Forse Sgarbi vede il soldato ben posizionato sulla diagonale del fotogramma e non un uomo che offre se stesso in sacrificio per una libertà che è sempre in ritardo. Forse vicino agli atelier ci si dimentica che le fotografie non sono quadri, e che soprattutto il reportage non è pittura… neppure arte! Lì c’è un reporter che per spingersi sempre un passo oltre prima o poi ci lascia le penne (a Capa capitò nel 1954); c’è il desiderio di far sapere cosa accade nel mondo perché qualcuno possa porre rimedio all’infamia di cui l’uomo è solito fregiarsi; e c’è un pubblico che mediante l’immagine si forma un’opinione: qui lo specifico della fotografia rispetto alla pittura se non al cinema.

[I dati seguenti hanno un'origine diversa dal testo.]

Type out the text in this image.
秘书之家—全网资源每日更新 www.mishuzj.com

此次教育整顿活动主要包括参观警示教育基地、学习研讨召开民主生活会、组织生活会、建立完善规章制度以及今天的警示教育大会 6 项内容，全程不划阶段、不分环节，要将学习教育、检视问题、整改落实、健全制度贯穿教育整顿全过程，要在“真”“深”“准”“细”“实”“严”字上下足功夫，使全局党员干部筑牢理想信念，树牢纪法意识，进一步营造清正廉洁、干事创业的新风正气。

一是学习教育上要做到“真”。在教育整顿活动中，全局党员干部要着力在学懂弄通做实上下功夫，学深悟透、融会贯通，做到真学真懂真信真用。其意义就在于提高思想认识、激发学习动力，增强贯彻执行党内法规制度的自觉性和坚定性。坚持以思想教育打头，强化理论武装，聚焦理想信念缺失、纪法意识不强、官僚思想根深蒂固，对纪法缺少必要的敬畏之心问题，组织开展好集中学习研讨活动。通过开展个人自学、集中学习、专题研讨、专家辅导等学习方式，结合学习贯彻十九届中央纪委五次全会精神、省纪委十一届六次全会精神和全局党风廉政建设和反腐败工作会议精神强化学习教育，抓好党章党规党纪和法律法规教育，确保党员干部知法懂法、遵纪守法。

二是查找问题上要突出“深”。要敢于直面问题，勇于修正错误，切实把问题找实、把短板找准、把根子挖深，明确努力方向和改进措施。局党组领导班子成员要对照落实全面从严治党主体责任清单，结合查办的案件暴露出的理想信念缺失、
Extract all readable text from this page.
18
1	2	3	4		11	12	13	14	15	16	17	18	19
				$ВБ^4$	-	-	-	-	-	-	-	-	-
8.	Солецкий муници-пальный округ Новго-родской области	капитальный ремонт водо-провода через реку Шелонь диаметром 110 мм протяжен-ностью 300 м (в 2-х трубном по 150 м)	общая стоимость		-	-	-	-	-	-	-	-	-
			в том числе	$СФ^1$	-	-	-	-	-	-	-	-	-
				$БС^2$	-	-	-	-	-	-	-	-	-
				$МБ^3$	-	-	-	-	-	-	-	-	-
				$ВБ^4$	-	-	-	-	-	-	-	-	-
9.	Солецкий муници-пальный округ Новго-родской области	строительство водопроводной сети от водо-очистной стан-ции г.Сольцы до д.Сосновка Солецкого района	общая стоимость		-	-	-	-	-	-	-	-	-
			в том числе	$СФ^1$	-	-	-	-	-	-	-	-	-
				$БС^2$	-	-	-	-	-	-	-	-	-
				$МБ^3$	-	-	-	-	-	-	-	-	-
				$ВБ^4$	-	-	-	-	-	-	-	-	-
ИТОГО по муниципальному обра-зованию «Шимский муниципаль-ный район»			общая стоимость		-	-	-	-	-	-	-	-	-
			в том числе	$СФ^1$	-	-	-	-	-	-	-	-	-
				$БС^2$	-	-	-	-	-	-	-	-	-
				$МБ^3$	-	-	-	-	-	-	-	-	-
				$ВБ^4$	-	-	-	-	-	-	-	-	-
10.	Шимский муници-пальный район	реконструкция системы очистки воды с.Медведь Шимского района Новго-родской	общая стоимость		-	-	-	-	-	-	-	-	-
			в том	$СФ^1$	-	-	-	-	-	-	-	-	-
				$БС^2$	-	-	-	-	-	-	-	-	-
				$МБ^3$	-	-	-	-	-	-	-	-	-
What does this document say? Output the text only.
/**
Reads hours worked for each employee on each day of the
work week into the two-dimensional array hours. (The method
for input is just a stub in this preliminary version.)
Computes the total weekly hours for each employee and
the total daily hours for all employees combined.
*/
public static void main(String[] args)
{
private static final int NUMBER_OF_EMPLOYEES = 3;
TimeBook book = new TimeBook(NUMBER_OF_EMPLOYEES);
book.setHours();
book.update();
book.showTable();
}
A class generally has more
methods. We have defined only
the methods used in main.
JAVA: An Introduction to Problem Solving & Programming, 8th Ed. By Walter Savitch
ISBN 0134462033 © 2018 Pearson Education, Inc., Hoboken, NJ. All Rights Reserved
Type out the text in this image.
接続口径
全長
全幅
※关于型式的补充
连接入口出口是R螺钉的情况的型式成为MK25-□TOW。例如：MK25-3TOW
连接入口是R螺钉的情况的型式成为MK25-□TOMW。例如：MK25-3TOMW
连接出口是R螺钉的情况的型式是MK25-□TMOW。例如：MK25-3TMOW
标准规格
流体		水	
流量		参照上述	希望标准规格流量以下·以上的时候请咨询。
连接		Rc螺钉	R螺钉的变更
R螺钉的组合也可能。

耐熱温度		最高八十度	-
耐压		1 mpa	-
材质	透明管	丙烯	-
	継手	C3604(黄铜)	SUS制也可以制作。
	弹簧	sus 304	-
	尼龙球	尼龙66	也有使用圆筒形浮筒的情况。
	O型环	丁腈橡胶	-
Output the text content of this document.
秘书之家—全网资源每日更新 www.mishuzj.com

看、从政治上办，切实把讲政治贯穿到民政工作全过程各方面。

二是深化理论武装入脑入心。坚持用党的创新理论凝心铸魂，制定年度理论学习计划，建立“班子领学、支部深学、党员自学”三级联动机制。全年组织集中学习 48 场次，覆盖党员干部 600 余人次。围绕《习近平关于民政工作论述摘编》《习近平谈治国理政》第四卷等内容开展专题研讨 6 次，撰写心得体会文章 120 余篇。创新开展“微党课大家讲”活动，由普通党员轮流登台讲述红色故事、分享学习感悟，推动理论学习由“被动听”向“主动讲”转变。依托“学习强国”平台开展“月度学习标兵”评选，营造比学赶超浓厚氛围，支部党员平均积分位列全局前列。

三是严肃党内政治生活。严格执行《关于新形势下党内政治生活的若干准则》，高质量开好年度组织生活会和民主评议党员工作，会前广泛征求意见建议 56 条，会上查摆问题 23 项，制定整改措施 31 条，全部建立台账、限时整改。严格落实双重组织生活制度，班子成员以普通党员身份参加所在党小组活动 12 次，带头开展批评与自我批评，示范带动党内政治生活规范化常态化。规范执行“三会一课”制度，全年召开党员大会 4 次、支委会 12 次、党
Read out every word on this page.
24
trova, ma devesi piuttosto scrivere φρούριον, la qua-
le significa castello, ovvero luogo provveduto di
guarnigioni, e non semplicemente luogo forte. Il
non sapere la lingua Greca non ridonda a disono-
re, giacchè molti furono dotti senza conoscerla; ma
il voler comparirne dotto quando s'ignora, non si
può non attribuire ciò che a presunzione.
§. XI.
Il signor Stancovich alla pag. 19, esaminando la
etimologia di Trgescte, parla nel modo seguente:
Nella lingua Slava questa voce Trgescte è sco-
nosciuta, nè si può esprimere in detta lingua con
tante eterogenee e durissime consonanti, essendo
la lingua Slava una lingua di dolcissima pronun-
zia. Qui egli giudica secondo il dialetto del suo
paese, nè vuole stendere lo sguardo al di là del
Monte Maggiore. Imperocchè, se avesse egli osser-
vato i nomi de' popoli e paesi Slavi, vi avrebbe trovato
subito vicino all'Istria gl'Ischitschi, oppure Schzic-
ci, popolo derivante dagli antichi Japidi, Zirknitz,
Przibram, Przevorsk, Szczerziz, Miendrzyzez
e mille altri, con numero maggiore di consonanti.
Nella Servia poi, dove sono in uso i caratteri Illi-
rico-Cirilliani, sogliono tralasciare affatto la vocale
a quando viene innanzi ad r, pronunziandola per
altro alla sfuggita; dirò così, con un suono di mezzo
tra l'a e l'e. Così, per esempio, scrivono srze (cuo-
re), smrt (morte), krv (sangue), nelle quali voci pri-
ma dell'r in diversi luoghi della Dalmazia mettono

Perciò non c’è tanto l’arte quanto invece la politica, non soltanto lo stile ma anzitempo l’etica.

 

Sebbene esista una dimensione estetica anche nel fotogiornalismo, ed esista un’innegabile fascinazione per le forme che prescinde dall’orrenda realtà che testimoniano, continuare a parlare di reportage come se si stesse parlando semplicemente di estro è un’operazione assai imprudente. Cerchiamo di non dimenticare che o il reporter sposa la realtà o tradisce il suo mestiere, e se è vero che l’immagine non potrà mai essere obiettiva, che almeno sia onesta. È chiaro che una fotografia non è solamente ciò che mostra, e che anzi rettifica la realtà dei fatti mostrandocene un distillato, ma è su ciò che si forma l’opinione pubblica… l’arte avrà altri spazi per nutrire la propria vanità. Ahimé sono proprio questi sguardi ad aver sedotto i reporter più affamati con la promessa indebita di una morte in galleria, e ormai non si contano i reportage prodotti per questo circuito – e in ciò sottratti all’orizzonte pubblico entro cui dovrebbero circolare. 

Per quel che mi riguarda, il tempo m’ha convinto che se non c’è verità non c’è reportage, e siccome la verità è un prodotto poco commerciabile, certuni non osano discuterne. Quarant’anni d’esperienza per non riuscire a distinguere un dipinto da una fotografia? Mi dispiace, forse il mio rammarico è partigiano, ma mi duole sapere che il destino della fotografia italiana possa dipendere anche da queste persone.